図2は、内視鏡システム100の使用方法を説明するための説明図である。ここでは、内視鏡システム100を用いて、胆管内や膵管内の観察や治療を行う場合を例にとって説明する。まず、子内視鏡2の第2の挿入部21を、親内視鏡1の開口15aから処置具挿通チャンネル14に挿通させる。次に、親内視鏡1の第1の挿入部11の先端部111の処置具開口から、子内視鏡2の第2の挿入部21を体腔内に突出させる。次に、子内視鏡2の湾曲操作、進退操作、ねじり操作等と、親内視鏡1の起上台操作、湾曲操作、ねじり操作、進退操作等とを組み合わせて、第2の挿入部21を十二指腸乳頭から胆管または膵管へと選択的に挿入させる。これにより、子内視鏡2を用いて、胆管内や膵管内の観察や治療を行うことが可能になる。
【0044】
(内視鏡システムの作用および効果)
次に、内視鏡システム100の作用および効果について説明する。前述のように、本実施の形態では、子内視鏡2の第2の操作部22は、凹状部225が凸体部122の表面に当接した状態で、親内視鏡1の第1の操作部12に固定される。ここで、本実施の形態における凹状部225が設けられていない子内視鏡の操作部を、親内視鏡の操作部に固定する比較例の内視鏡システムを考える。比較例では、親内視鏡の操作部の表面のうち、子内視鏡の操作部に対向する部分は凸状の曲面であり、子内視鏡の操作部の表面のうち、親内視鏡の操作部に対向する部分は平面または凸状の曲面である。そのため、比較例では、子内視鏡の操作部は、親内視鏡の操作部の表面と点で当接する。そのため、比較例では、子内視鏡の操作部と親内視鏡の操作部との間の隙間が大きくなってしまう。
【0045】
これに対し、本実施の形態では、凹状部225は、少なくとも一部が凸体部122の表面と面で当接するように形成されている。本実施の形態では特に、凸体部122の被当接部122aは曲面であり、凹状部225は被当接部122aに対応した形状の曲面である。

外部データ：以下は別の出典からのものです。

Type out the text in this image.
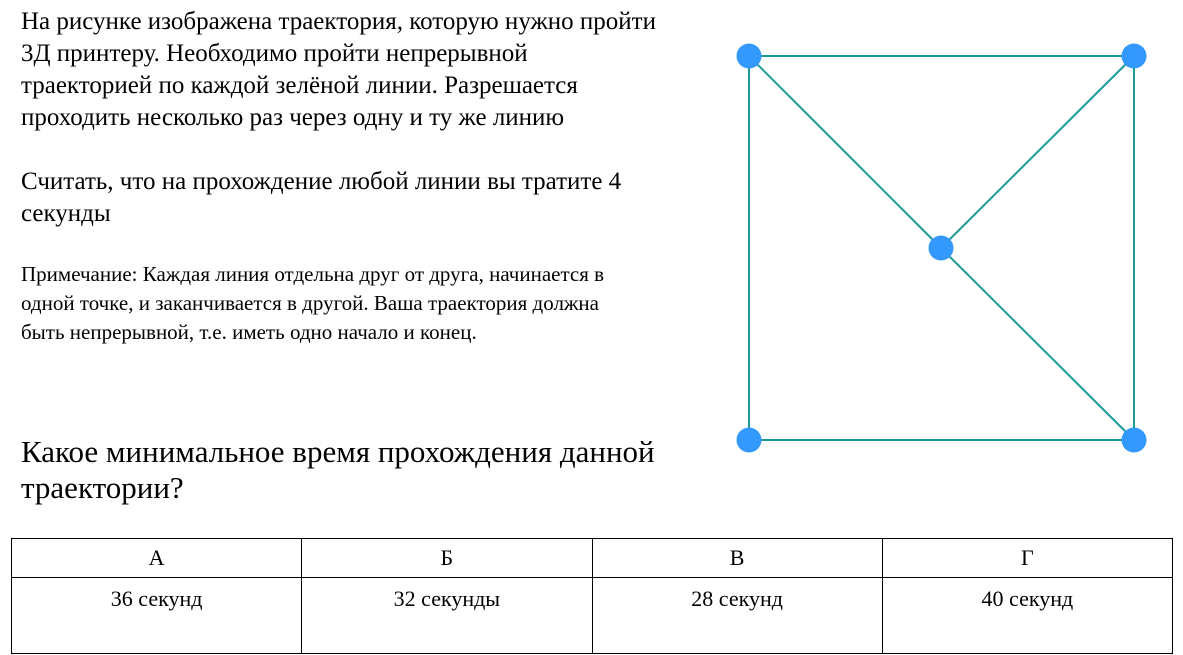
На рисунке изображена траектория, которую нужно пройти
3Д принтеру. Необходимо пройти непрерывной
траекторией по каждой зелёной линии. Разрешается
проходить несколько раз через одну и ту же линию

Считать, что на прохождение любой линии вы тратите 4
секунды

Примечание: Каждая линия отдельна друг от друга, начинается в
одной точке, и заканчивается в другой. Ваша траектория должна
быть непрерывной, т.е. иметь одно начало и конец.

Какое минимальное время прохождения данной
траектории?

А	Б	В	Г
36 секунд	32 секунды	28 секунд	40 секунд
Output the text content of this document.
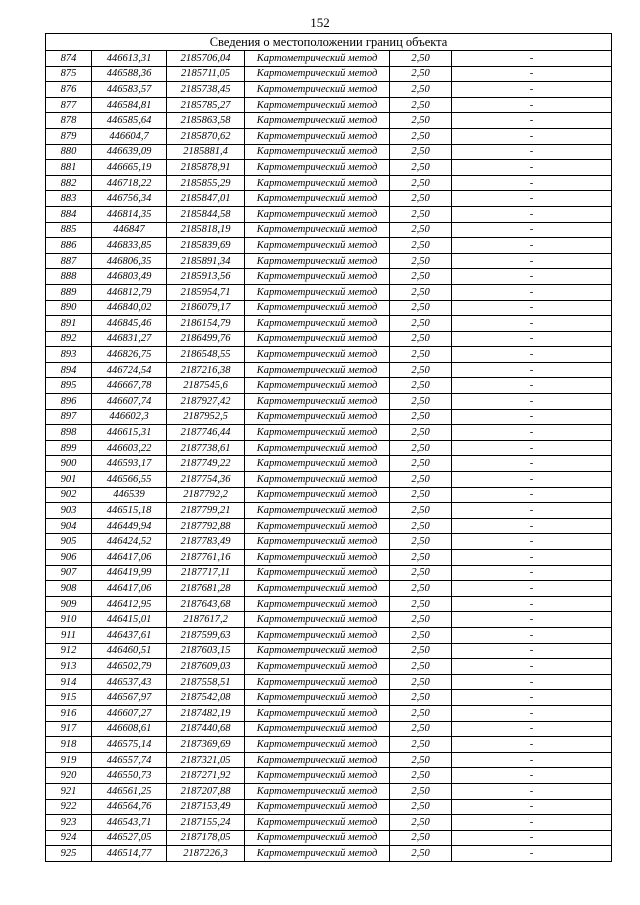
152
Сведения о местоположении границ объекта					
874	446613,31	2185706,04	Картометрический метод	2,50	-
875	446588,36	2185711,05	Картометрический метод	2,50	-
876	446583,57	2185738,45	Картометрический метод	2,50	-
877	446584,81	2185785,27	Картометрический метод	2,50	-
878	446585,64	2185863,58	Картометрический метод	2,50	-
879	446604,7	2185870,62	Картометрический метод	2,50	-
880	446639,09	2185881,4	Картометрический метод	2,50	-
881	446665,19	2185878,91	Картометрический метод	2,50	-
882	446718,22	2185855,29	Картометрический метод	2,50	-
883	446756,34	2185847,01	Картометрический метод	2,50	-
884	446814,35	2185844,58	Картометрический метод	2,50	-
885	446847	2185818,19	Картометрический метод	2,50	-
886	446833,85	2185839,69	Картометрический метод	2,50	-
887	446806,35	2185891,34	Картометрический метод	2,50	-
888	446803,49	2185913,56	Картометрический метод	2,50	-
889	446812,79	2185954,71	Картометрический метод	2,50	-
890	446840,02	2186079,17	Картометрический метод	2,50	-
891	446845,46	2186154,79	Картометрический метод	2,50	-
892	446831,27	2186499,76	Картометрический метод	2,50	-
893	446826,75	2186548,55	Картометрический метод	2,50	-
894	446724,54	2187216,38	Картометрический метод	2,50	-
895	446667,78	2187545,6	Картометрический метод	2,50	-
896	446607,74	2187927,42	Картометрический метод	2,50	-
897	446602,3	2187952,5	Картометрический метод	2,50	-
898	446615,31	2187746,44	Картометрический метод	2,50	-
899	446603,22	2187738,61	Картометрический метод	2,50	-
900	446593,17	2187749,22	Картометрический метод	2,50	-
901	446566,55	2187754,36	Картометрический метод	2,50	-
902	446539	2187792,2	Картометрический метод	2,50	-
903	446515,18	2187799,21	Картометрический метод	2,50	-
904	446449,94	2187792,88	Картометрический метод	2,50	-
905	446424,52	2187783,49	Картометрический метод	2,50	-
906	446417,06	2187761,16	Картометрический метод	2,50	-
907	446419,99	2187717,11	Картометрический метод	2,50	-
908	446417,06	2187681,28	Картометрический метод	2,50	-
909	446412,95	2187643,68	Картометрический метод	2,50	-
910	446415,01	2187617,2	Картометрический метод	2,50	-
911	446437,61	2187599,63	Картометрический метод	2,50	-
912	446460,51	2187603,15	Картометрический метод	2,50	-
913	446502,79	2187609,03	Картометрический метод	2,50	-
914	446537,43	2187558,51	Картометрический метод	2,50	-
915	446567,97	2187542,08	Картометрический метод	2,50	-
916	446607,27	2187482,19	Картометрический метод	2,50	-
917	446608,61	2187440,68	Картометрический метод	2,50	-
918	446575,14	2187369,69	Картометрический метод	2,50	-
919	446557,74	2187321,05	Картометрический метод	2,50	-
920	446550,73	2187271,92	Картометрический метод	2,50	-
921	446561,25	2187207,88	Картометрический метод	2,50	-
922	446564,76	2187153,49	Картометрический метод	2,50	-
923	446543,71	2187155,24	Картометрический метод	2,50	-
924	446527,05	2187178,05	Картометрический метод	2,50	-
925	446514,77	2187226,3	Картометрический метод	2,50	-
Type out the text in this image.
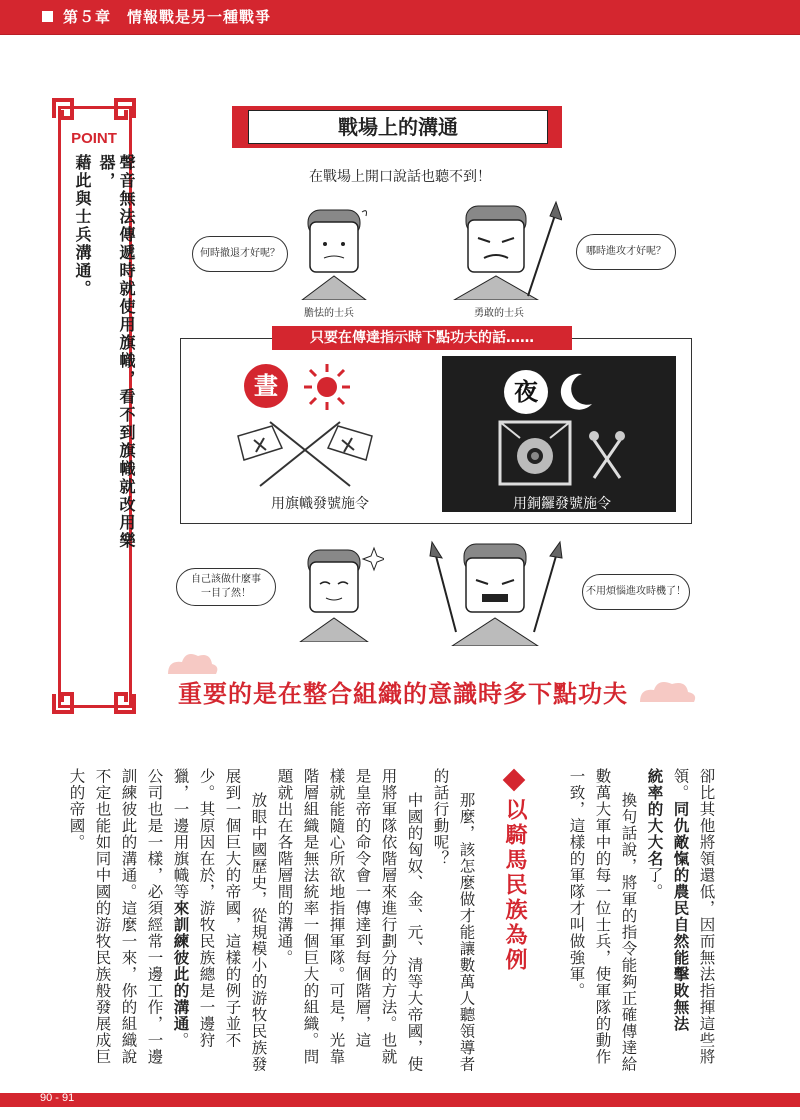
第５章　情報戰是另一種戰爭
POINT
聲音無法傳遞時就使用旗幟，看不到旗幟就改用樂器，
藉此與士兵溝通。
戰場上的溝通
在戰場上開口說話也聽不到！
何時撤退才好呢？	哪時進攻才好呢？
膽怯的士兵	勇敢的士兵
只要在傳達指示時下點功夫的話……
晝
用旗幟發號施令
夜
用銅鑼發號施令
自己該做什麼事
一目了然！	不用煩惱進攻時機了！
重要的是在整合組織的意識時多下點功夫
卻比其他將領還低，因而無法指揮這些將
領。同仇敵愾的農民自然能擊敗無法
統率的大大名了。
換句話說，將軍的指令能夠正確傳達給
數萬大軍中的每一位士兵，使軍隊的動作
一致，這樣的軍隊才叫做強軍。
以騎馬民族為例
那麼，該怎麼做才能讓數萬人聽領導者
的話行動呢？
中國的匈奴、金、元、清等大帝國，使
用將軍隊依階層來進行劃分的方法。也就
是皇帝的命令會一傳達到每個階層，這
樣就能隨心所欲地指揮軍隊。可是，光靠
階層組織是無法統率一個巨大的組織。問
題就出在各階層間的溝通。
放眼中國歷史，從規模小的游牧民族發
展到一個巨大的帝國，這樣的例子並不
少。其原因在於，游牧民族總是一邊狩
獵，一邊用旗幟等來訓練彼此的溝通。
公司也是一樣，必須經常一邊工作，一邊
訓練彼此的溝通。這麼一來，你的組織說
不定也能如同中國的游牧民族般發展成巨
大的帝國。
90 - 91
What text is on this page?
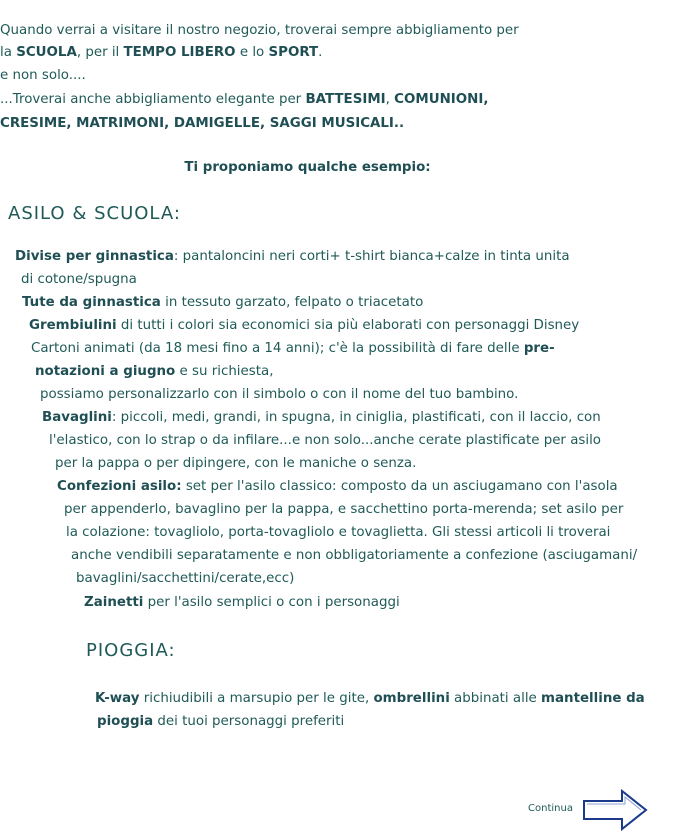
Quando verrai a visitare il nostro negozio, troverai sempre abbigliamento per
la SCUOLA, per il TEMPO LIBERO e lo SPORT.
e non solo....
...Troverai anche abbigliamento elegante per BATTESIMI, COMUNIONI,
CRESIME, MATRIMONI, DAMIGELLE, SAGGI MUSICALI..
Ti proponiamo qualche esempio:
ASILO & SCUOLA:
Divise per ginnastica: pantaloncini neri corti+ t-shirt bianca+calze in tinta unita
di cotone/spugna
Tute da ginnastica in tessuto garzato, felpato o triacetato
Grembiulini di tutti i colori sia economici sia più elaborati con personaggi Disney
Cartoni animati (da 18 mesi fino a 14 anni); c'è la possibilità di fare delle pre-
notazioni a giugno e su richiesta,
possiamo personalizzarlo con il simbolo o con il nome del tuo bambino.
Bavaglini: piccoli, medi, grandi, in spugna, in ciniglia, plastificati, con il laccio, con
l'elastico, con lo strap o da infilare...e non solo...anche cerate plastificate per asilo
per la pappa o per dipingere, con le maniche o senza.
Confezioni asilo: set per l'asilo classico: composto da un asciugamano con l'asola
per appenderlo, bavaglino per la pappa, e sacchettino porta-merenda; set asilo per
la colazione: tovagliolo, porta-tovagliolo e tovaglietta. Gli stessi articoli li troverai
anche vendibili separatamente e non obbligatoriamente a confezione (asciugamani/
bavaglini/sacchettini/cerate,ecc)
Zainetti per l'asilo semplici o con i personaggi
PIOGGIA:
K-way richiudibili a marsupio per le gite, ombrellini abbinati alle mantelline da
pioggia dei tuoi personaggi preferiti
Continua
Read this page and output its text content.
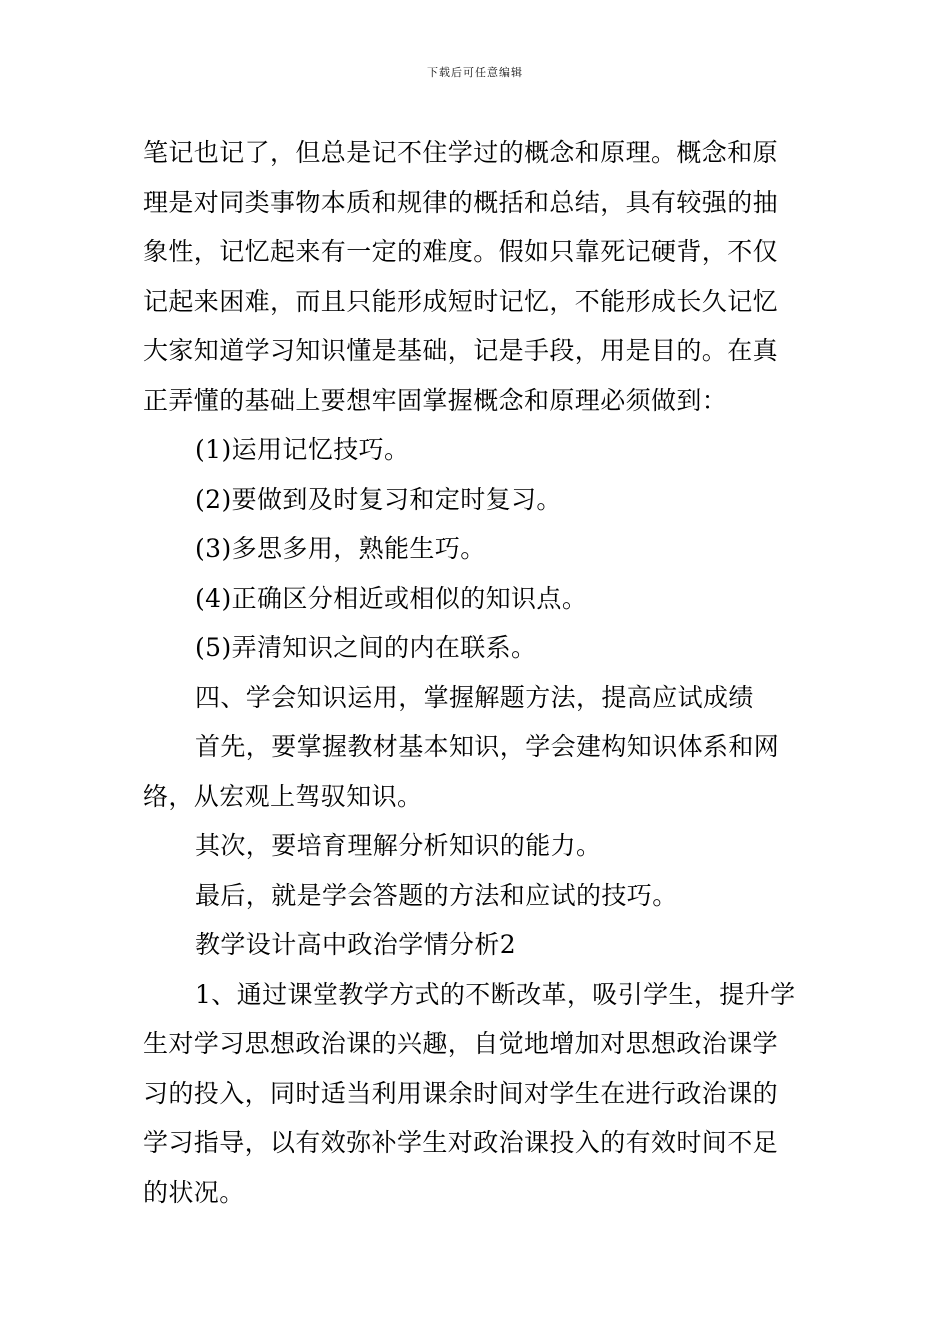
下载后可任意编辑
笔记也记了，但总是记不住学过的概念和原理。概念和原
理是对同类事物本质和规律的概括和总结，具有较强的抽
象性，记忆起来有一定的难度。假如只靠死记硬背，不仅
记起来困难，而且只能形成短时记忆，不能形成长久记忆
大家知道学习知识懂是基础，记是手段，用是目的。在真
正弄懂的基础上要想牢固掌握概念和原理必须做到：
(1)运用记忆技巧。
(2)要做到及时复习和定时复习。
(3)多思多用，熟能生巧。
(4)正确区分相近或相似的知识点。
(5)弄清知识之间的内在联系。
四、学会知识运用，掌握解题方法，提高应试成绩
首先，要掌握教材基本知识，学会建构知识体系和网
络，从宏观上驾驭知识。
其次，要培育理解分析知识的能力。
最后，就是学会答题的方法和应试的技巧。
教学设计高中政治学情分析2
1、通过课堂教学方式的不断改革，吸引学生，提升学
生对学习思想政治课的兴趣，自觉地增加对思想政治课学
习的投入，同时适当利用课余时间对学生在进行政治课的
学习指导，以有效弥补学生对政治课投入的有效时间不足
的状况。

これにより、本実施の形態によれば、比較例に比べて、凹状部225と凸体部122の接触面積を大きくすることができ、その結果、第2の操作部22と第1の操作部12との間の隙間を小さくすることができる。これにより、本実施の形態によれば、第2の操作部22と第1の操作部12との間の摩擦抵抗を大きくして、第1の操作部12に固定された第2の操作部22の位置や姿勢がずれることを防止することができる。
【0046】
また、本実施の形態では、凸体部122は、操作部本体121の外装部材を構成する樹脂よりも軟性の樹脂によって構成されている。そのため、本実施の形態によれば、凹状部225を操作部本体121に当接させる場合に比べて、凹状部225と凸体部122を密着させて、凹状部225と凸体部122の接触面積を大きくすることができる。
【0047】
なお、第2の操作部22と第1の操作部12との間の摩擦抵抗を大きくする観点から、凹状部225および凸体部122の少なくとも一方に、滑り止めの加工または表面処理を施してもよい。
【0048】
また、本実施の形態では、凹状部225は、第2の操作部22に直接設けられている。これにより、本実施の形態によれば、凹状部225に対応する固定部材を第2の操作部22に設ける場合に比べて、第2の操作部22を小さくすることができる。
【0049】
また、本実施の形態では、凹状部225は、凸体部122の被当接部122aに対応した形状を有している。これにより、本実施の形態によれば、第2の操作部22の固定位置を認識することが容易になり、その結果、第2の操作部22の固定作業を容易に行うことができる。
【0050】
また、本実施の形態では、第2の操作部22は、第2の操作部22の長手方向が、第1の操作部12の長手方向に対して平行になるような姿勢で、第1の操作部12に固定される。これにより、本実施の形態によれば、第1の操作部12と第2の操作部22とを一体化した操作部を小さくすることができる。これにより、本実施の形態によれば、上記操作部の取り回しが容易になる。
【0051】
本発明は、上述した実施の形態に限定されるものではなく、本発明の要旨を変えない範囲において、種々の変更、改変等が可能である。例えば、凸体部は、操作部本体121の一部であってもよいし、操作部本体121と可撓管部113を覆う折れ止め部にまたがっていてもよい。
【0052】
また、第2の操作部22は、第2の操作部22の長手方向が、第1の操作部12の長手方向に対して平行にならないような姿勢で、第1の操作部12に固定されてもよい。この場合、凹状部225は、第2の操作部22の長手方向とは異なる方向に沿って形成されていてもよい。
【0053】
また、子内視鏡2の代わりに、内視鏡以外の挿入部と操作部とを有する医療デバイスの操作部を、親内視鏡1の第1の操作部12に固定してもよい。上記医療デバイスとしては、例えば、操作可能なカテーテル等を挿入部として有する医療デバイスがある。
【0054】
本出願は、2017年10月31日に日本国に出願された特願2017−210228号を優先権主張の基礎として出願するものであり、上記の開示内容は、本願明細書、請求の範囲に引用されるものとする。